Bernard Murphy's 47 quick low voltage RTL design tips (Part I)

( ESNUG 540 Item 3 ) -------------------------------------------- [05/16/14]

Subject: Bernard Murphy's 47 quick low voltage RTL design tips (Part I)

> In this ESNUG post I wish to examine how the recent trend of dropping the
> on-chip voltage (VDD) -- to cut power -- ripples throughout every stage
> of chip design.  Simply put:
> 
>                    Power == (Voltage^2) / Resistance
>
> That is, as a chip's VDD drops linearly, power use drops geometrically.
>
> What follows are the nuances of how dropping to ultra-low voltages (to
> save on power, and while still maintaining performance over a range of
> temperatures) impacts how our chips are designed.
>
>     - Jim Hogan
>       Vista Ventures, LLC                        Los Gatos, CA


From: [ Bernard Murphy of Atrenta ]

Hi, John,

Here's a quick brain dump of all of the clever pre-silicon logic design and
architecture tricks I know that engineers use to cut power.  I'm pretty sure
I can't do this topic complete justice, but I'll give it my best shot.  

        ----    ----    ----    ----    ----    ----    ----

LOW VOLTAGE / LOW POWER FROM THE TOP

The bird's-eye view - topics relevant to low power/low voltage design:

    - Power estimation (you can't optimize what you can't measure,
      here pre-silicon)

    - Use of mixed threshold voltage (Vt) libraries

    - Clock-gating to reduce dynamic power

    - What gating means for clock generation and the clock tree

    - Voltage and frequency scaling to reduce dynamic power in
      performance-insensitive sections of logic

    - Power gating and biasing to reduce leakage power

    - Power management support in IPs -- memories, CPUs, GPUs,
      and others

    - Describing and implementing all of this power intent

    - Architecture tricks

    - Power state switching in hardware and software

    - Near/sub-threshold operation

Below, I have a gross qualitative comparison of these techniques in terms of
effort vs impact.  These terms are relative -- "low impact" does NOT mean it
is NOT worth doing -- it just means that it gives less return vs. the other
techniques.  "High effort" means that you'll need to put a lot of work in to
get the desired impact.

 
                Fig 1: Implementation Effort vs. Complexity

Based on what we see at Atrenta, Vt mix and clock-gating are widely used.
The other techniques are still in early stages of adoption except for very
large consumer-oriented chips such as application processors (TI OMAP,
Qualcomm SnapDragon and others that shall be legally nameless).

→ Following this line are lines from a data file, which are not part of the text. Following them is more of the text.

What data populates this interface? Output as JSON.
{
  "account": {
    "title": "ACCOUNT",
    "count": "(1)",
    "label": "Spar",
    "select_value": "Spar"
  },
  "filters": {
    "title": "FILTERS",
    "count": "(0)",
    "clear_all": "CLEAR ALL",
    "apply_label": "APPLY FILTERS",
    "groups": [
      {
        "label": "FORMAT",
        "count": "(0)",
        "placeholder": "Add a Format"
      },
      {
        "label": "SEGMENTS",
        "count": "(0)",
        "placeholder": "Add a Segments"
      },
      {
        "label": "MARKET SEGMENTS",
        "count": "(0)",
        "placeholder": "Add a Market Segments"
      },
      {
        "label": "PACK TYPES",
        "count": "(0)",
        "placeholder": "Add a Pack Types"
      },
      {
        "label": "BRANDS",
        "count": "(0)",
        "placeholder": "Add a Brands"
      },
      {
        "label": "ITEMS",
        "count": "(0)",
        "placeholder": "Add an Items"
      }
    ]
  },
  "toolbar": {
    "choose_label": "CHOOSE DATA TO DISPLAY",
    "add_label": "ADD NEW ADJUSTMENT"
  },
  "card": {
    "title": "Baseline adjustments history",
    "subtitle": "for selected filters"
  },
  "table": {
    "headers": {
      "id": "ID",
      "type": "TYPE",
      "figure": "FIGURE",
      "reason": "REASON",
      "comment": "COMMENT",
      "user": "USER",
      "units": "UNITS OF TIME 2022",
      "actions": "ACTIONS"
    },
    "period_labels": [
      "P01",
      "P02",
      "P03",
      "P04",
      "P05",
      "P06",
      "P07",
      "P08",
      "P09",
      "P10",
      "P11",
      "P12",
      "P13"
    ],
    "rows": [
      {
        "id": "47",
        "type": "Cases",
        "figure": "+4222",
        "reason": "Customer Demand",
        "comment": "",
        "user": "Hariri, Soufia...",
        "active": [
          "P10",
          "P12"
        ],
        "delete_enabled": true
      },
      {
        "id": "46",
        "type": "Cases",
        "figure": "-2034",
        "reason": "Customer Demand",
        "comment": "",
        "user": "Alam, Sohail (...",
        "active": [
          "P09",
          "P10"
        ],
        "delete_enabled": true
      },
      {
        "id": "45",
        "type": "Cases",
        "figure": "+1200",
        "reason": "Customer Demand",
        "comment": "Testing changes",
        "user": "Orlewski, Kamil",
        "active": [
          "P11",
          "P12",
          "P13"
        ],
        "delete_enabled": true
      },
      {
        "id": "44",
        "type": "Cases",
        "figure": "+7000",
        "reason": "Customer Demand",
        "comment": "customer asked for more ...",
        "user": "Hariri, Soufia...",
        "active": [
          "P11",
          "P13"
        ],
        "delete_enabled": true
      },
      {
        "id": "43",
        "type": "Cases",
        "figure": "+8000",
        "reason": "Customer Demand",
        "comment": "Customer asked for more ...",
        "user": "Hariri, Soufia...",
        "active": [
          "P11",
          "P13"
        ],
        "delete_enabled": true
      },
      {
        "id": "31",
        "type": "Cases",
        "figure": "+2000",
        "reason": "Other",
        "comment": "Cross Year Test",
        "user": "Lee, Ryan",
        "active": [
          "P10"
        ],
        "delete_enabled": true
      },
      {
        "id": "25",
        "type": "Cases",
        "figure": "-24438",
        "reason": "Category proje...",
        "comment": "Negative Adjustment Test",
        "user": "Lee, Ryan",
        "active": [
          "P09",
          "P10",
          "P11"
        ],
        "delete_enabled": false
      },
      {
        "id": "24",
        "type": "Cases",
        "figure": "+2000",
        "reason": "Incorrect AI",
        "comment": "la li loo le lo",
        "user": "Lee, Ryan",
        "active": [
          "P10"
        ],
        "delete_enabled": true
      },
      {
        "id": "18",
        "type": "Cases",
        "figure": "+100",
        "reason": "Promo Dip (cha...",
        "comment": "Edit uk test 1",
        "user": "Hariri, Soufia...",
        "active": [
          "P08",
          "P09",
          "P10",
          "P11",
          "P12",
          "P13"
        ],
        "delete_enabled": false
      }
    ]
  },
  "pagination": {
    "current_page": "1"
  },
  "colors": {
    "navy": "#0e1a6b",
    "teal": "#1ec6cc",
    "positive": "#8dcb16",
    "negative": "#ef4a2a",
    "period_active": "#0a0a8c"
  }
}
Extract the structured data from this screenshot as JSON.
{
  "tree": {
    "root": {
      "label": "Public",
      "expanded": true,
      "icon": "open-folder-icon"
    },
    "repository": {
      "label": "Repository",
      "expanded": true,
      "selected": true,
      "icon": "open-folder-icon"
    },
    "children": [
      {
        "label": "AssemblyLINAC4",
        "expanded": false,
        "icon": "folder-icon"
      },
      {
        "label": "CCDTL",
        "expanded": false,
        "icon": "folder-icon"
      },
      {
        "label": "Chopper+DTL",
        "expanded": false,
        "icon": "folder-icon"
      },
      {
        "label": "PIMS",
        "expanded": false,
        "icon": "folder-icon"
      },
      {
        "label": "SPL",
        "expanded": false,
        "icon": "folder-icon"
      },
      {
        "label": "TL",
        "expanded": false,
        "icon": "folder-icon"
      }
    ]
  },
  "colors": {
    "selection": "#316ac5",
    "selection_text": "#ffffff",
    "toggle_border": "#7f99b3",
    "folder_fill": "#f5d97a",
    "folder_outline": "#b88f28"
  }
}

        ----    ----    ----    ----    ----    ----    ----

ESTIMATION

Power estimation is, well, an estimate.  The further away you get from
implementation, the less accurate it becomes.  Claims are made for Synopsys
PrimeTime-PX (a gate-level estimator and the defacto standard) getting to
within 5% of final silicon power -- though these are often challenged by
complex system behavior and any applications (such as differential power
analysis) which need to understand power as a cycle-level function of time.
In theory, SPICE simulations with layout parasitics would be the best
possible solution, but that's wildly impractical for SoC modeling.

So focus above the gate-level is based on relative guidance -- "is this
implementation better than that?" -- and not so much on absolute accuracy.

That said, you should be able to get RTL-based estimates within 15-20% of
silicon.  These tools (our Atrenta SpyGlass Power and Ansys Power Artist
primarily) get highest accuracy using simulation dumps for activity power
estimation.  You can also estimate based on "estimated activity" -- but
there you have estimation squared -- which is further reduced in accuracy.

All of these RTL power estimation methods are really for IP and small design
power estimation -- they're limited primarily by tool capacity and how
(un-)representative a simulation can be for modeling a realistic power use.

        ----    ----    ----    ----    ----    ----    ----

Another method to get to full-chip power estimation is use HW emulation.

       1. run emulation,
       2. dump all (or most) of the nodes,
       3. compute power use based on that dump.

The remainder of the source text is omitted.